In Michigan, Americans for Prosperity is running an advertisement that does feature a real person. But is she telling a real story? In the ad, Julia Boonstra, who is suffering from leukemia, declares that her insurance has been cancelled, that the new policy will have unaffordable out-of-pocket costs, and that "if I do not receive my medication, I will die".

But Glenn Kessler of the Washington Post tried to check the facts, and learned that, thanks to lower premiums, she will almost surely save nearly as much if not more than she will be paying in higher out-of- pocket costs.

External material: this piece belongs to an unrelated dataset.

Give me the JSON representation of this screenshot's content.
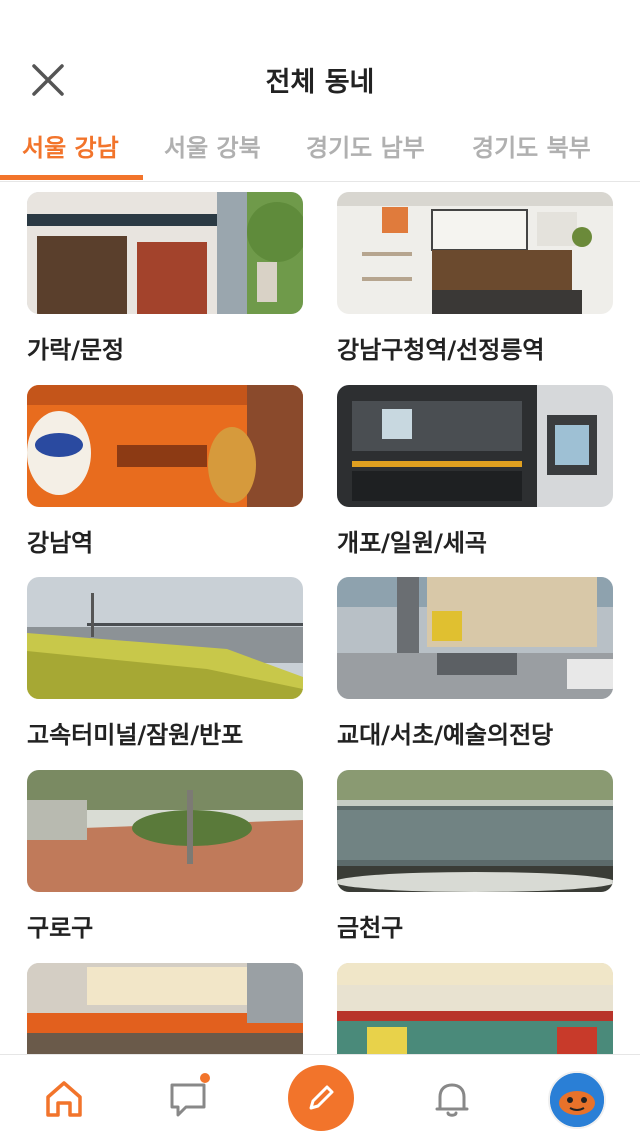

Even supporters of health reform are surprised by the right’s apparent inability to come up with real hardship cases . What the right wants are struggling average Americans facing financial devastation from health reform. So those are the tales they’re telling, even though they haven’t any real examples. Hey, I have a suggestion: Why not have advertisements in which actors play Americans who have both lost their insurance thanks to Obamacare and lost the family farm to the death tax? I mean, once you’re just making stuff up, anything goes.